Um trio clássico de Jazz e um quarteto de percussões oriundo da Contemporânea entram em palco e mostram ao que vêm. Daniel Bernardes e Drumming GP revelaram-se uma história bem contada, no antepenúltimo concerto do Jazz 2020, da Fundação Calouste Gulbenkian.
João Morales
Um auditório muitíssimo bem composto, apesar de restringido à diminuição de lugares que a pandemia implica, foi o cenário que acolheu na Sexta-feira, dia 7, este curioso projecto conduzido pelo pianista Daniel Bernardes, e ao qual deu a designação de Liturgia dos Pássaros, como referência ao compositor Olivier Messiaen. Estava inaugurado o segundo fim-de-semana do Jazz 2020, a iniciativa que assegura a presença desta música no anfiteatro da Fundação Calouste Gulbenkian.
Os primeiros sons que se escutaram foram produzidos por arcos em contacto com os dois vibrafones (manejados por Pedro Góis e Jeffrey Davis), produzindo harpejos cristalinos e quase celestiais. O cenário sonoro foi completado pela passagem bem enquadrada de um avião, dos muitos que os habituais frequentadores do anfiteatro da Fundação Calouste Gulbenkian, estão mais que habituados bestas noites de Jazz. A marimba de Miguel Bernat e o xilofone de João Dias completavam o quarteto percussivo que dá pelo nome de Drumming GP.

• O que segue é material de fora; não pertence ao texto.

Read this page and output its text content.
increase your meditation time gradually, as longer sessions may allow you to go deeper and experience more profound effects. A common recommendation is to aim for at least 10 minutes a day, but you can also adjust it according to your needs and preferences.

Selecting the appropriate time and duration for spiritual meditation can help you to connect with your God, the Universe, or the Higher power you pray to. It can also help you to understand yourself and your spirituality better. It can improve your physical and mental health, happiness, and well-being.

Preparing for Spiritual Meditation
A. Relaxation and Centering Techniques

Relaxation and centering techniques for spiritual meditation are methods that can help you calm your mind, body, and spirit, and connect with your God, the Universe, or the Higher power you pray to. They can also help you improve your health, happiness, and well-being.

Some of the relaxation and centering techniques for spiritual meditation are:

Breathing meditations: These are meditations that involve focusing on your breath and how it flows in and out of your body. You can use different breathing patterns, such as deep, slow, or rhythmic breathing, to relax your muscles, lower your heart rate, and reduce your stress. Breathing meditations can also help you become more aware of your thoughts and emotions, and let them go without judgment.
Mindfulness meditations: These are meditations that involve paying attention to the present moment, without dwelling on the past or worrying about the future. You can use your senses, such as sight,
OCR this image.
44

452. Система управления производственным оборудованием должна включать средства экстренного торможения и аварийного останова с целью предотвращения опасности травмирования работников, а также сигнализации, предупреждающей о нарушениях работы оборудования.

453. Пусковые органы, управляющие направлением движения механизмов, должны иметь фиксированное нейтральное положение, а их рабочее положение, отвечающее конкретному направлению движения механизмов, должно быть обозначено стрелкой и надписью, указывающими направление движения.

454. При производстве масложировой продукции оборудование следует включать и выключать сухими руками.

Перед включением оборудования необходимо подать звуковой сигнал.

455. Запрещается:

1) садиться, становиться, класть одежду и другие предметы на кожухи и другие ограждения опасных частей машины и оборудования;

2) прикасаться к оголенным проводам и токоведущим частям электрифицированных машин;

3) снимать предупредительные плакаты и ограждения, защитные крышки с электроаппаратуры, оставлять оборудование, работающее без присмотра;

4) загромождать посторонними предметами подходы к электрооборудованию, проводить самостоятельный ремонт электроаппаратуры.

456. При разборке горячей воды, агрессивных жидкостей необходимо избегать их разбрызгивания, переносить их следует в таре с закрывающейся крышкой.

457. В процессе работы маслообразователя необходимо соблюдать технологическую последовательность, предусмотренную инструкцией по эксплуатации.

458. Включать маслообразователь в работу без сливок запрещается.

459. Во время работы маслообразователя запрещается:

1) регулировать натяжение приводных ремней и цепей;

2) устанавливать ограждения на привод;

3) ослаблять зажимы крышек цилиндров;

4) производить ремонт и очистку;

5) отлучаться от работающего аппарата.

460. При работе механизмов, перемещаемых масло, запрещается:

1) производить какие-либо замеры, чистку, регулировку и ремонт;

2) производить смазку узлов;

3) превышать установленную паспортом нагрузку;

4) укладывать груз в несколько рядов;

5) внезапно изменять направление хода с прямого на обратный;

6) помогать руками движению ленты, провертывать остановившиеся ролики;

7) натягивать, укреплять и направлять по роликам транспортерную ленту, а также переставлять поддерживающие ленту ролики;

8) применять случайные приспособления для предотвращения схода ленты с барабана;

A eles, juntava-se um trio clássico de Jazz, com Daniel Bernardes no piano (e composição), António Quintino (contrabaixo) e Mário Costa (bateria). No total, um septeto quase improvável que, não renegando toda uma herança mais que evidente da Música Contemporânea, conseguiu por diversas vezes introduzir a dinâmica da improvisação e a surpresa de tocar em conjunto, ao vivo, de forma irrepetível.
A parede rítmica inicial ergueu-se à sombra de um minimalismo encorpado e devedor da articulação colectiva, com algumas passagens mais suaves do piano a fazerem lembrar alguns momentos delicados de Bill Evans. A bateria de Mário Costa funciona como uma espécie de relógio, de metrónomo, de fiel que permite ao conjunto balançar sem pender demasiado.
O líder do projecto vai deslizando os dedos pelas teclas numa demonstração de subtileza, sugerindo um clima que seria adequado à banda sonora de um melodrama, melancólico e sentido. As nuances que garantem a dinâmica da música jogam-se na diversidade de timbres.
Jeffrey Davis vai dando um ar da sua graça em alguns curtos solos, Bernat, apesar de ser o mentor do agrupamento de percussão, mantém uma serena discrição nas suas intervenções. Ligeiros apontamentos conseguidos com outros elementos de percussão ajudam a compor o ambiente.
O pianista vai apresentando os temas. “19”, que abriu o set; “Bolero” (com um conjunto de falsos finais que ia baralhando os aplausos mais afoitos); “Ao Olivier” (reconhecendo, mais uma vez, o Mestre inspirador); “Globular Clusters” ou “Sobre Kieślowski”, em homenagem ao realizador da trilogia com as cores da bandeira francesa, como o compositor fez questão de referir.
Este concerto foi mais uma demonstração das relações quase incestuosas que o Jazz e a Música Contemporânea podem desenvolver, preconizando um papel fundamental para a composição, embora sem qualquer desprimor para a mestria e capacidade de interpretação de cada um dos envolvidos. É também um reflexo da forma como uma nova geração (Daniel Bernardes nasceu em 1986) conduzirá um legado devedor das pautas e da intuição. Afinal, Daniel foi o primeiro licenciado em Piano Jazz, na Escola Superior de Música de Lisboa, em 2011, oito anos depois de ter participado nos Seminários de Composição da Fundação Calouste Gulbenkian, orientados por Emmanuel Nunes.
A noite encerrou com a multidão mascarada escutando “Ostinato Interlúdio e Canção nº 5”, com um início em que a marimba sobressai, o piano parece ganhar asas e há espaço para alguns solos esclarecedores, como os de, novamente, Jeffrey Davis ou o baterista Mário Costa.
No fundo, os sete músicos funcionaram de forma coerente, como os dedos ginasticados de uma mesma mão. Uma noite bem passada e com algumas pistas sobre a forma como se podem conjugar duas linguagens sonoras que transportam consigo a vanguarda e a evolução constante, herança de um séc. XX profícuo em vanguardas e avanços estéticos, que agora urge conservar e manter em forma, recorrendo sempre à idiossincrasia de cada projecto. Ainda mais num caso como este, que aposta numa formação muito pouco habitual, apesar do resultado final se pautar por uma salutar e quase imediata osmose com a audiência.